It is remarkable to me that two palaeontologists share this birthday (11th March). Both are connected in someway to Bristol, England and to the University of Adelaide and both have published papers on the Cambrian fossils of South Australia and the Cenozoic marine mollusc fossils of South Australia.
One of the two, Professor Ralph Tate (1840-1901), is a bit of a hero of mine and probably everyone else who has an interest in the evolution of Australia’s marine mollusc fauna. Since many of you may not be familiar with him I’ll give you a short bio here.
He was born in Northumberland, England and was the son of a science and maths teacher. He studied geology from an early age (begining at 12) and was appointed senior science master in the Trade and Mining School at Bristol before his 25th birthday. By the age of 24 he was curator of the Geological Society of London. After a stint as a technical officer for a mining company in Central and South America he took up the position of Elder Professor of Natural Science at the University of Adelaide in 1975, where he went on to assist in the founding of the Adelaide Philosophical Society and the Royal Society of South Australia.
He also had a strong interest in botany as well (having published on the flora of the Shetlands before leaving England for South Australia) and travelled extensively throughout Australia, collecting plants, minerals and fossils.
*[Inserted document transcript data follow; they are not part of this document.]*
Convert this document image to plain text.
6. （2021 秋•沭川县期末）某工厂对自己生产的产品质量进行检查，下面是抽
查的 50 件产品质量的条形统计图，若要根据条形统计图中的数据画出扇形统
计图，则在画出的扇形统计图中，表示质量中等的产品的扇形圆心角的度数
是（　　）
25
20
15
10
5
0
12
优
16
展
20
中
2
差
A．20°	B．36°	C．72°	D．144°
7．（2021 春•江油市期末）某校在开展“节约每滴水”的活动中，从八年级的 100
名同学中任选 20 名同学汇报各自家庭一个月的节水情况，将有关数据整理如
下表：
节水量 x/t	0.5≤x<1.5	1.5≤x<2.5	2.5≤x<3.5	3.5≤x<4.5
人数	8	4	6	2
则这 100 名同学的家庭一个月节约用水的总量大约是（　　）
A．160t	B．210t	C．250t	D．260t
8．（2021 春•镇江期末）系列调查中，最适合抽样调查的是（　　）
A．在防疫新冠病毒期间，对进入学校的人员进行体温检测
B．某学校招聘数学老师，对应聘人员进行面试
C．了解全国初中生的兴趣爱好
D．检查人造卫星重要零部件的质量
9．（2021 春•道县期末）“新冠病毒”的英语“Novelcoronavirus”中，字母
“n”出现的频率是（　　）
Major acheivements include being the first to recognise ancient glacial pavements at Hallett’s Cove, South of Adelaide (these are now known to be part of a major ice-age that struck Gondwana during the Late Carboniferous and Early Permian while our early tetrapod ancestors lolled about in coal swamps to the north) and being the first to recognise and publish on the Cambrian sediments on York Peninsula (still one of the best sources of Early Cambrian small shelly fossils in the world). But it is for his pioneering work on the marine Cenozoic faunas of southern Australia that I know him best. He single handed described 626 marine invertebrate fossil species in a series of more than 15 monographs and papers.
I was extremely honoured when in 1994 I recieved the Tate Medal, a prize awarded to the best honours research project of the year, for a graduating student of the Department of Geology, University of Adelaide.
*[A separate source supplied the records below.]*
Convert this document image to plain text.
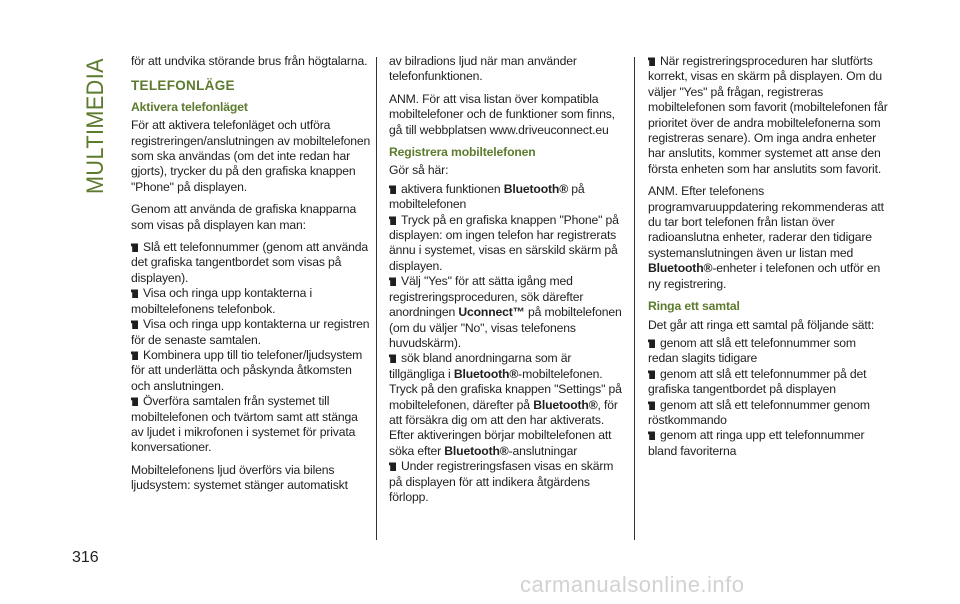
MULTIMEDIA för att undvika störande brus från högtalarna.

TELEFONLÄGE
Aktivera telefonläget

För att aktivera telefonläget och utföra registreringen/anslutningen av mobiltelefonen som ska användas (om det inte redan har gjorts), trycker du på den grafiska knappen "Phone" på displayen.

Genom att använda de grafiska knapparna som visas på displayen kan man:

Slå ett telefonnummer (genom att använda det grafiska tangentbordet som visas på displayen).
Visa och ringa upp kontakterna i mobiltelefonens telefonbok.
Visa och ringa upp kontakterna ur registren för de senaste samtalen.
Kombinera upp till tio telefoner/ljudsystem för att underlätta och påskynda åtkomsten och anslutningen.
Överföra samtalen från systemet till mobiltelefonen och tvärtom samt att stänga av ljudet i mikrofonen i systemet för privata konversationer.

Mobiltelefonens ljud överförs via bilens ljudsystem: systemet stänger automatiskt

av bilradions ljud när man använder telefonfunktionen.

ANM. För att visa listan över kompatibla mobiltelefoner och de funktioner som finns, gå till webbplatsen www.driveuconnect.eu

Registrera mobiltelefonen

Gör så här:

aktivera funktionen Bluetooth® på mobiltelefonen
Tryck på en grafiska knappen "Phone" på displayen: om ingen telefon har registrerats ännu i systemet, visas en särskild skärm på displayen.
Välj "Yes" för att sätta igång med registreringsproceduren, sök därefter anordningen Uconnect™ på mobiltelefonen (om du väljer "No", visas telefonens huvudskärm).
sök bland anordningarna som är tillgängliga i Bluetooth®-mobiltelefonen. Tryck på den grafiska knappen "Settings" på mobiltelefonen, därefter på Bluetooth®, för att försäkra dig om att den har aktiverats.
Efter aktiveringen börjar mobiltelefonen att söka efter Bluetooth®-anslutningar
Under registreringsfasen visas en skärm på displayen för att indikera åtgärdens förlopp.
När registreringsproceduren har slutförts korrekt, visas en skärm på displayen. Om du väljer "Yes" på frågan, registreras mobiltelefonen som favorit (mobiltelefonen får prioritet över de andra mobiltelefonerna som registreras senare). Om inga andra enheter har anslutits, kommer systemet att anse den första enheten som har anslutits som favorit.

ANM. Efter telefonens programvaruuppdatering rekommenderas att du tar bort telefonen från listan över radioanslutna enheter, raderar den tidigare systemanslutningen även ur listan med Bluetooth®-enheter i telefonen och utför en ny registrering.

Ringa ett samtal

Det går att ringa ett samtal på följande sätt:

genom att slå ett telefonnummer som redan slagits tidigare
genom att slå ett telefonnummer på det grafiska tangentbordet på displayen
genom att slå ett telefonnummer genom röstkommando
genom att ringa upp ett telefonnummer bland favoriterna
316
carmanualsonline.info
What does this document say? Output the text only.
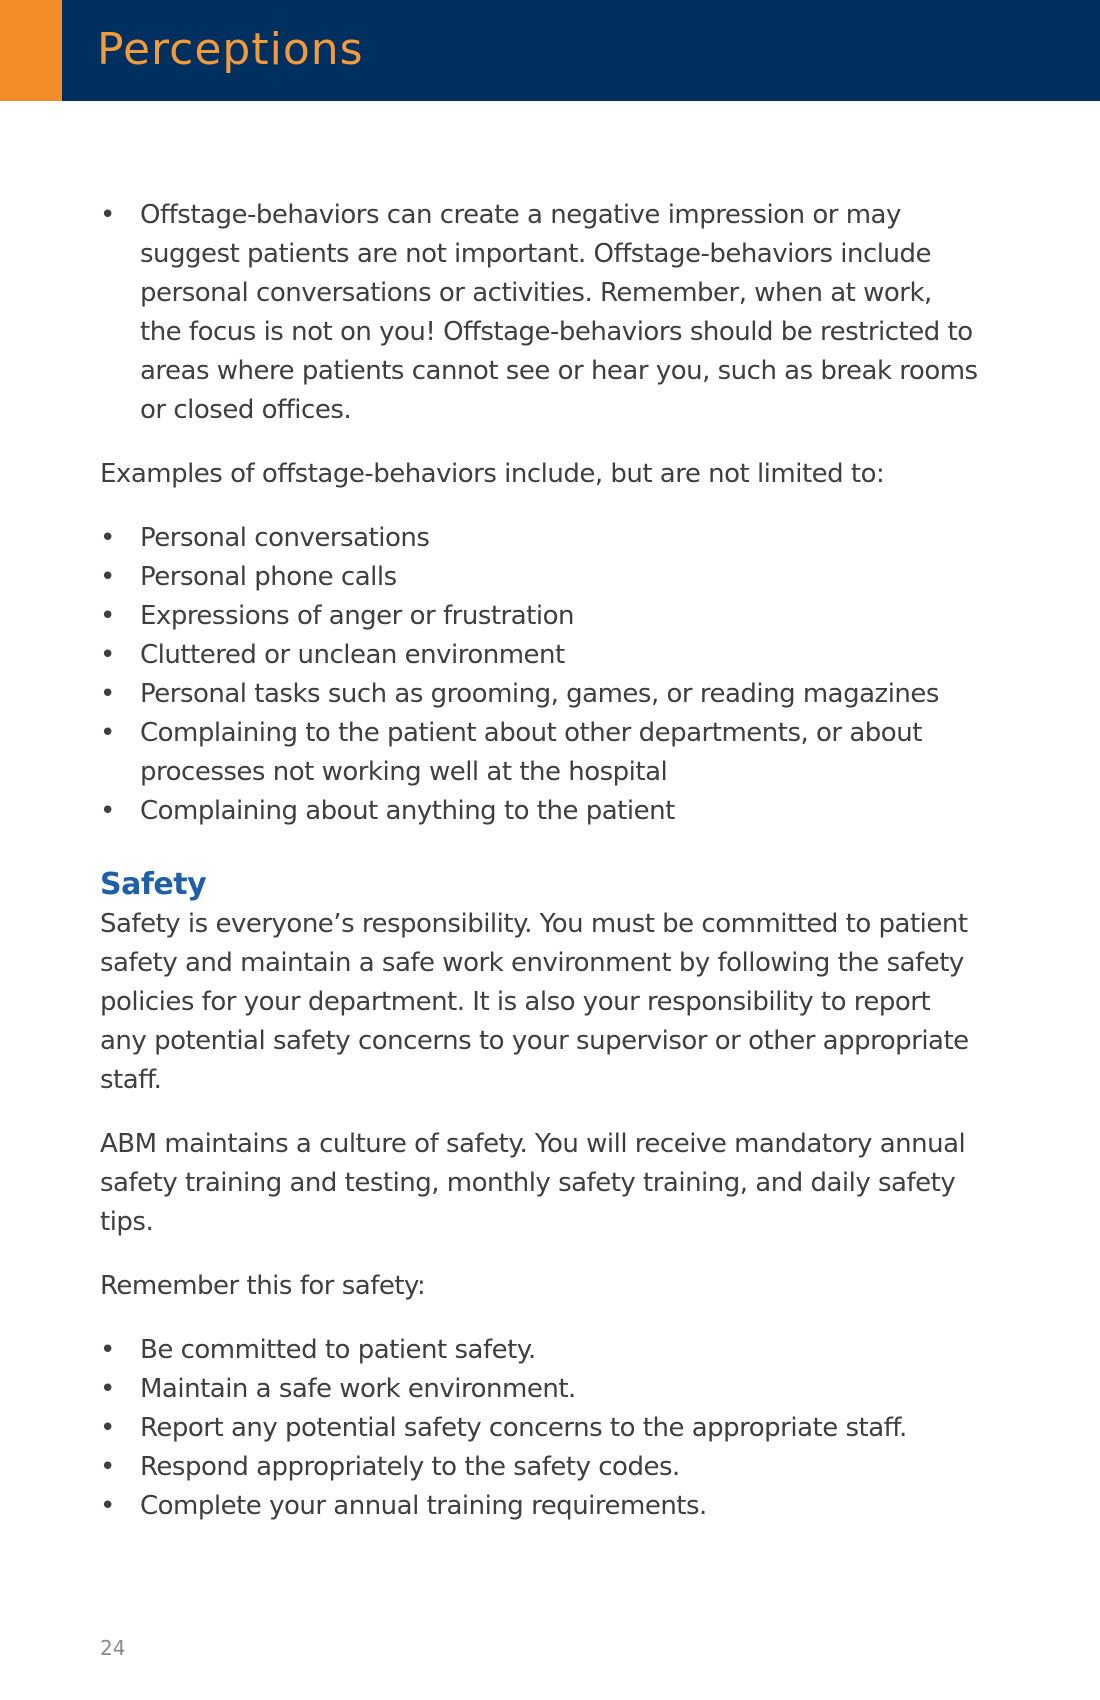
Perceptions
• Offstage-behaviors can create a negative impression or may suggest patients are not important. Offstage-behaviors include personal conversations or activities. Remember, when at work, the focus is not on you! Offstage-behaviors should be restricted to areas where patients cannot see or hear you, such as break rooms or closed offices.

Examples of offstage-behaviors include, but are not limited to:

• Personal conversations
• Personal phone calls
• Expressions of anger or frustration
• Cluttered or unclean environment
• Personal tasks such as grooming, games, or reading magazines
• Complaining to the patient about other departments, or about processes not working well at the hospital
• Complaining about anything to the patient
Safety

Safety is everyone’s responsibility. You must be committed to patient safety and maintain a safe work environment by following the safety policies for your department. It is also your responsibility to report any potential safety concerns to your supervisor or other appropriate staff.

ABM maintains a culture of safety. You will receive mandatory annual safety training and testing, monthly safety training, and daily safety tips.

Remember this for safety:

• Be committed to patient safety.
• Maintain a safe work environment.
• Report any potential safety concerns to the appropriate staff.
• Respond appropriately to the safety codes.
• Complete your annual training requirements.
24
So who is the second palaeontologist with this birthday? oh that’s me.
Hey everyone, since its been a long time since I posted I’m giving you an extra bonus picture of the day post. This was taken at our rented holiday house at D’Estree’s Bay on Kangaroo Island. It depicts one of those special moments that happen between fathers and their sons and a random squamate.
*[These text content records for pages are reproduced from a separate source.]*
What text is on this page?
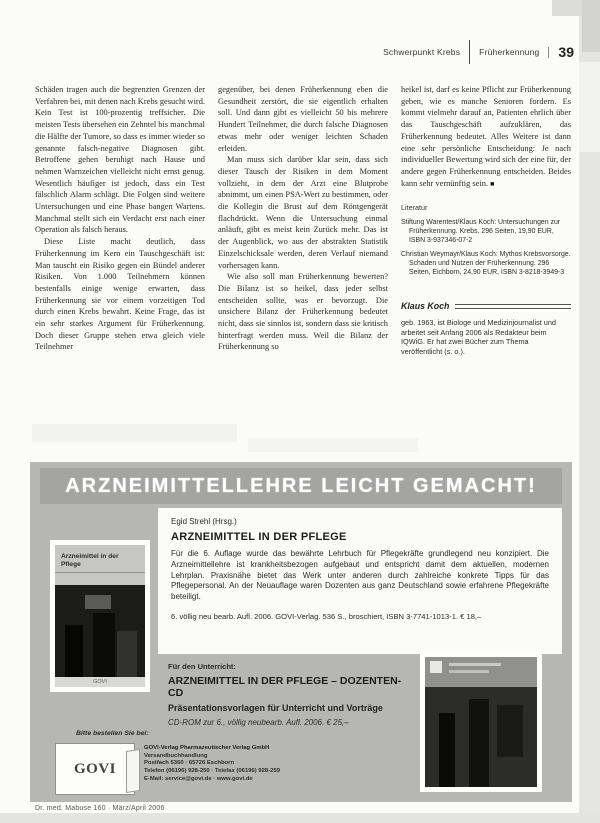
Schwerpunkt Krebs Früherkennung 39

Schäden tragen auch die begrenzten Grenzen der Verfahren bei, mit denen nach Krebs gesucht wird. Kein Test ist 100-prozentig treffsicher. Die meisten Tests übersehen ein Zehntel bis manchmal die Hälfte der Tumore, so dass es immer wieder so genannte falsch-negative Diagnosen gibt. Betroffene gehen beruhigt nach Hause und nehmen Warnzeichen vielleicht nicht ernst genug. Wesentlich häufiger ist jedoch, dass ein Test fälschlich Alarm schlägt. Die Folgen sind weitere Untersuchungen und eine Phase bangen Wartens. Manchmal stellt sich ein Verdacht erst nach einer Operation als falsch heraus.

Diese Liste macht deutlich, dass Früherkennung im Kern ein Tauschgeschäft ist: Man tauscht ein Risiko gegen ein Bündel anderer Risiken. Von 1.000 Teilnehmern können bestenfalls einige wenige erwarten, dass Früherkennung sie vor einem vorzeitigen Tod durch einen Krebs bewahrt. Keine Frage, das ist ein sehr starkes Argument für Früherkennung. Doch dieser Gruppe stehen etwa gleich viele Teilnehmer

gegenüber, bei denen Früherkennung eben die Gesundheit zerstört, die sie eigentlich erhalten soll. Und dann gibt es vielleicht 50 bis mehrere Hundert Teilnehmer, die durch falsche Diagnosen etwas mehr oder weniger leichten Schaden erleiden.

Man muss sich darüber klar sein, dass sich dieser Tausch der Risiken in dem Moment vollzieht, in dem der Arzt eine Blutprobe abnimmt, um einen PSA-Wert zu bestimmen, oder die Kollegin die Brust auf dem Röntgengerät flachdrückt. Wenn die Untersuchung einmal anläuft, gibt es meist kein Zurück mehr. Das ist der Augenblick, wo aus der abstrakten Statistik Einzelschicksale werden, deren Verlauf niemand vorhersagen kann.

Wie also soll man Früherkennung bewerten? Die Bilanz ist so heikel, dass jeder selbst entscheiden sollte, was er bevorzugt. Die unsichere Bilanz der Früherkennung bedeutet nicht, dass sie sinnlos ist, sondern dass sie kritisch hinterfragt werden muss. Weil die Bilanz der Früherkennung so

heikel ist, darf es keine Pflicht zur Früherkennung geben, wie es manche Senioren fordern. Es kommt vielmehr darauf an, Patienten ehrlich über das Tauschgeschäft aufzuklären, das Früherkennung bedeutet. Alles Weitere ist dann eine sehr persönliche Entscheidung: Je nach individueller Bewertung wird sich der eine für, der andere gegen Früherkennung entscheiden. Beides kann sehr vernünftig sein. ■

Literatur
Stiftung Warentest/Klaus Koch: Untersuchungen zur Früherkennung. Krebs. 296 Seiten, 19,90 EUR, ISBN 3-937346-07-2
Christian Weymayr/Klaus Koch: Mythos Krebsvorsorge. Schaden und Nutzen der Früherkennung. 296 Seiten, Eichborn, 24,90 EUR, ISBN 3-8218-3949-3
Klaus Koch
geb. 1963, ist Biologe und Medizinjournalist und arbeitet seit Anfang 2006 als Redakteur beim IQWiG. Er hat zwei Bücher zum Thema veröffentlicht (s. o.).
ARZNEIMITTELLEHRE LEICHT GEMACHT!
Egid Strehl (Hrsg.)
ARZNEIMITTEL IN DER PFLEGE
Für die 6. Auflage wurde das bewährte Lehrbuch für Pflegekräfte grundlegend neu konzipiert. Die Arzneimittellehre ist krankheitsbezogen aufgebaut und entspricht damit dem aktuellen, modernen Lehrplan. Praxisnähe bietet das Werk unter anderen durch zahlreiche konkrete Tipps für das Pflegepersonal. An der Neuauflage waren Dozenten aus ganz Deutschland sowie erfahrene Pflegekräfte beteiligt.
6. völlig neu bearb. Aufl. 2006. GOVI-Verlag. 536 S., broschiert, ISBN 3-7741-1013-1. € 18,–
Arzneimittel in der Pflege
GOVI
Für den Unterricht:
ARZNEIMITTEL IN DER PFLEGE – DOZENTEN-CD
Präsentationsvorlagen für Unterricht und Vorträge
CD-ROM zur 6., völlig neubearb. Aufl. 2006. € 25,–
Bitte bestellen Sie bei:
GOVI
GOVI-Verlag Pharmazeutischer Verlag GmbH
Versandbuchhandlung
Postfach 5360 · 65726 Eschborn
Telefon (06196) 928-250 · Telefax (06196) 928-259
E-Mail: service@govi.de · www.govi.de
Dr. med. Mabuse 160 · März/April 2006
Hi Everyone, Sorry for the long, long absence. You see, I had been staying in Adelaide for several months, where I only had a dial-up connection. It was very slow and well it was my holiday. There was so much to do, so much to show my children that hey, why try to blog? I’m back in Jozi now however so let the blogging commence!
Okay, its not a great lead photo, nor a truly tragic injury but I did smash my toe in the name of research(I might add that this photo was taken two months afterwards – at the time of the injury my toe resembled a plum in both colouration and sphaericity!). To explain how it happened: I was here.‘Here’ in this are the cliffs of the River Murray, just south of the town of Morgan. Notice all those limestone benches? They belong to the Bryant Creek Formation (formerly the upper Morgan limestone) and I have scrambled over them for the best part of twenty five years of my life. They are, or at least were, solid. This time however one just gave way under me when I stood on it. Down I fell, followed by what was probably a 300 – 500 kg block of limestone. Miraculously the only part of me that got trapped under the block was my left foot. Even more miraculously, instead of slpatting my toe into a bloody pulp, it simply drove my foot into the deep loose sand that accumulates under the ledges (it also helped that the block slid down rather than straight out falling).
So all was well and I was even able to go on collecting. This is what I was after.That’s right! Sea shells. Or more accurately, the spaces where sea shells used to be. No-one has ever really bothered with these, even palaeontologists deeply interested in sea shells, mostly because immediately below the Bryant Creek Formation is the Cadell Formation. This is a soft marl crammed with easily collected shells in an excellent state of preservation so why go through all the trouble of splittng large limestone lumps in the blazing aussie sun for a handfull of specimens when there is a trove of easily collected gems a few metres downsection? However it was not specimen shells that I was looking for, rather I wanted to see the changes that were occurring in the mollusc faunas after the Cadell Formation was deposited. And what a scientific bonanza these Bryant Creek molluscs turn out to be. Apart from lots of new records for the Miocene of South Australia I found a bunch of new species. And not just small variations on species from the Cadell Formation, these were unexpected taxa that give excellent clues to changes in palaeohabitat, changes in ocean currents in southern Australia and the evolution of very wierd groups.
I’ll blog about this work, interspersed with a bunch of dino-related stuff.
cheers to all – its good to be back on the blogs.